Using these five points as a basis for design students learn: if their work is poetic it’ll reveal something about the place where they build—something that was already there, but not otherwise seen. In other words, a poetic work brings something already in the world forward—out of the shadows—to be seen in a new light. As they begin, students are encouraged to regard the place they’re in in a more reflective way. They’re asked to find that which is meaningful in what at first might not seem so apparent. But once revealed, then to address that as their source for a fitting design. And through this they learn to practice stewardship, to care for their environment more deeply, to become better citizens of the earth—better earth citizens – citizen poets.

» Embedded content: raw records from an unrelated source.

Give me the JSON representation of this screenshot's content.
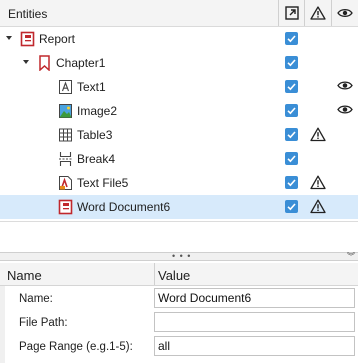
{
  "entities": {
    "title": "Entities",
    "columns": {
      "export_icon": "external-link-icon",
      "warning_icon": "warning-icon",
      "visibility_icon": "eye-icon"
    },
    "rows": [
      {
        "label": "Report",
        "icon": "report-icon",
        "level": 0,
        "expanded": true,
        "checked": true,
        "warning": false,
        "visible": false,
        "selected": false
      },
      {
        "label": "Chapter1",
        "icon": "chapter-icon",
        "level": 1,
        "expanded": true,
        "checked": true,
        "warning": false,
        "visible": false,
        "selected": false
      },
      {
        "label": "Text1",
        "icon": "text-icon",
        "level": 2,
        "checked": true,
        "warning": false,
        "visible": true,
        "selected": false
      },
      {
        "label": "Image2",
        "icon": "image-icon",
        "level": 2,
        "checked": true,
        "warning": false,
        "visible": true,
        "selected": false
      },
      {
        "label": "Table3",
        "icon": "table-icon",
        "level": 2,
        "checked": true,
        "warning": true,
        "visible": false,
        "selected": false
      },
      {
        "label": "Break4",
        "icon": "page-break-icon",
        "level": 2,
        "checked": true,
        "warning": false,
        "visible": false,
        "selected": false
      },
      {
        "label": "Text File5",
        "icon": "text-file-icon",
        "level": 2,
        "checked": true,
        "warning": true,
        "visible": false,
        "selected": false
      },
      {
        "label": "Word Document6",
        "icon": "word-document-icon",
        "level": 2,
        "checked": true,
        "warning": true,
        "visible": false,
        "selected": true
      }
    ]
  },
  "splitter": {
    "grip": "• • •",
    "collapse": "︾"
  },
  "properties": {
    "header_name": "Name",
    "header_value": "Value",
    "rows": [
      {
        "label": "Name:",
        "value": "Word Document6"
      },
      {
        "label": "File Path:",
        "value": ""
      },
      {
        "label": "Page Range (e.g.1-5):",
        "value": "all"
      }
    ]
  },
  "colors": {
    "accent": "#3a8ed6",
    "selection": "#d7eafb",
    "report_red": "#c0282d"
  }
}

So that what they build becomes part of that place, and in doing so shows others something new about their own role in the world—and how to make that world better for all.
This way students can reach out with care to those they’re building for. They can learn to nurture an approach that wishes others well, their work becoming an act of well-being that encourages goodwill, not just toward others of our own community but nature as a whole. Poetic place-making is had through reflection, through unearthing that which is already there but not seen—until that design reveals it. Non-prescribed reflection is questioning without customary dogma. It takes insight and courage to step off the comfortable path and venture down new ones. Thinking back to Einstein, by setting aside the same thinking we’re accustomed to, we designers can learn to make places that outshine our past missteps, in ways that inspire greater respect and awe of our world, so that we want to protect and safeguard it—and everything in it.
If students today gain anything in school, it might be to learn how to reflect on what’s right before them; to ask better questions; to inquire more deeply about what it is that they do, so as to make not just better places, but places that are sacred. It’s time we look to our poets, those explorers in the art of ethical living for a way forward.